With all the discussion these days about being politically correct I’ve heard a lot of people asking about the term “Indian summer,” so I decided to do a little digging. I learned that “Indian summer” refers to a spell of warm, calm, dry, hazy weather brought in by southwesterly breezes. Indian summer days are warm and the nights are clear and chilly. However, it is only a true Indian summer if there has been a killing frost preceding the warm weather. It is usually late October or early November.
The first recorded use of the term, “Indian summer” appeared in a letter written by a French-American soldier turned farmer named John de Crevecoeur dated January 17, 1778. In his description of “Mohawk country” (upstate New York) he wrote, “Sometimes the rain is followed by an interval of calm and warmth which is called the Indian summer; its characteristics are a tranquil atmosphere and general smokiness.” Since he wrote, “it is called the Indian Summer,” it would seem the term was in popular usage by that time.
Not long after de Crevecoeur wrote his description of Indian summer the Farmers’ Almanac, added a proverb to their publication, “If All Saints’ Day [November 1] brings out winter, St. Martin’s Day [November 11] brings Indian summer.”
By the 1830s “Indian summer” had taken on a figurative meaning to describe later life. The poet, John Greenleaf Whittier referred to the later years of love as “the Indian Summer of the heart” in his poem “Memories.” Thomas de Quincey described death as “Indian summer creeping stealthily over his closing days” in 1855 and Oliver Wendell Homes mentioned “an Indian summer of serene widowhood” in his story, “The Guarding Angel,” written in 1867.
Although several theories have been suggested no one really knows where the term originated. The most popular theory is that mild hazy weather would encourage animals to come out and the hazy atmosphere gave hunters an advantage on the prey. This weather that extended the Indians’ hunting season became known as “Indian summer.”
Other people claim it comes from the early Algonquian tribe who believed that the good weather conditions were a gift caused by a warm wind sent from the court of their southwestern god, Cautantowwit.

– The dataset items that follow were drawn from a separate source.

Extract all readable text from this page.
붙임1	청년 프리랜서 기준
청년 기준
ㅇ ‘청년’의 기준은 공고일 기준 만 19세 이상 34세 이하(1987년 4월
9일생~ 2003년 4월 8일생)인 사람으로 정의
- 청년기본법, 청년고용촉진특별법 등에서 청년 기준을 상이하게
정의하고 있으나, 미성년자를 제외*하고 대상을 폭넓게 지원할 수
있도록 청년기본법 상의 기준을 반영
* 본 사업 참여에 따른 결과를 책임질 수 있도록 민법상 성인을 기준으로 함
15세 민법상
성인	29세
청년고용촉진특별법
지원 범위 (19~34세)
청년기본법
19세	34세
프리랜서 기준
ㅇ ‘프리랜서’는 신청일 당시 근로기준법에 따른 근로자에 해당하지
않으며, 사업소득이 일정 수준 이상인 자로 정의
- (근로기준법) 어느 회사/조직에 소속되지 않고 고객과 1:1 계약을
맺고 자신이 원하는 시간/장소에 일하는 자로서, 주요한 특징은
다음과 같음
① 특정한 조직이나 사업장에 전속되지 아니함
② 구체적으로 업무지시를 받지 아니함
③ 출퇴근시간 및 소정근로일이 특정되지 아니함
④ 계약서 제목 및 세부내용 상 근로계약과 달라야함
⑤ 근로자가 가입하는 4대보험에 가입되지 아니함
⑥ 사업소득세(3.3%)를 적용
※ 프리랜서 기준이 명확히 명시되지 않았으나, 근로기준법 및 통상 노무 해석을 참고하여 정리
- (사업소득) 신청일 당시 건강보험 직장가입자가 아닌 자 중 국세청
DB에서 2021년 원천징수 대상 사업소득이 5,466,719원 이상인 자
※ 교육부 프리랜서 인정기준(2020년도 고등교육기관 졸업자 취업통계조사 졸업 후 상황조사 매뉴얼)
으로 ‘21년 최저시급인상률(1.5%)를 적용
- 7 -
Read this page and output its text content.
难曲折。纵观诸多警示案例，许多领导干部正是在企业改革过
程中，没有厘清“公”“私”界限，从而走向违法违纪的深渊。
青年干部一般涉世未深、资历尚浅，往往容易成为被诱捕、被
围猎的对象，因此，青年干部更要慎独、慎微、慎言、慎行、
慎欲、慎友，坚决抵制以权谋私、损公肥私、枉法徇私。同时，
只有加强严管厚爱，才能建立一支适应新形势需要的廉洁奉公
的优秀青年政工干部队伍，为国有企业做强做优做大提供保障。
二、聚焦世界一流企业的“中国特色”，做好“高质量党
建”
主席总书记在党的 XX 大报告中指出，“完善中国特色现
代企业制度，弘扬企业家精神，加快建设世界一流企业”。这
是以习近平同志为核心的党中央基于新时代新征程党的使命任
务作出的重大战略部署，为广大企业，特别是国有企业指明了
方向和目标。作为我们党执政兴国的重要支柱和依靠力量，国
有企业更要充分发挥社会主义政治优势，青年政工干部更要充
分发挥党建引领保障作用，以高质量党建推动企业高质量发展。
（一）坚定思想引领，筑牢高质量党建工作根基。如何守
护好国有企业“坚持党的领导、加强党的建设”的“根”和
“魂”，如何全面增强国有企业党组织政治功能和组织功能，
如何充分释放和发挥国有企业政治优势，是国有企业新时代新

Another theory is that the name came from the country of India since the term, “Indian summer” reached England in the 19th century during the heyday of the British Empire’s involvement in that region. Author H.E. Ware noted that ships crossing the Indian Ocean heavily loaded their cargo in the calm fall weather. Some ships had an “I.S.” painted on their hull at the maximum load level giving rise to the belief that the name came from the Indian Ocean and the fair weather of the season. However, this theory is highly unlikely since the term was already used in America many years earlier.
Other suggestions are that a spell of warm weather after the first frost was first noted in regions inhabited by Indians, or perhaps because the Indians first described the season to the Europeans. These suggestions are probably not the origin since the same weather patterns were identified by other names in Europe much earlier.
In England as early as 1591 a period of unseasonably warm weather in the fall was called St. Martin’s Summer after St. Martin’s day (November 11). Or, depending on when the warmth arrived, it was sometimes called “Little Summer” or “St. Luke’s Summer” (after St. Luke’s Day, October 18) or “All-Hallown Summer” (October 31).
Other European countries had their own names for this type of weather. The equivalent of Indian Summer is called “Old Wives Summer” or “Old Women's Summer” in Germany, Austria, Switzerland and many Slavic language countries. In Russian and Croatia it is known as “Grandma's Summer” and in Bulgaria, “Gypsy Summer” or “Poorman's summer.”
The bottom line is that it is impossible to discover the origin of a term which was in common usage more than 200 years ago, but universally it is not thought to be in any way a derogatory term and perfectly acceptable in polite society.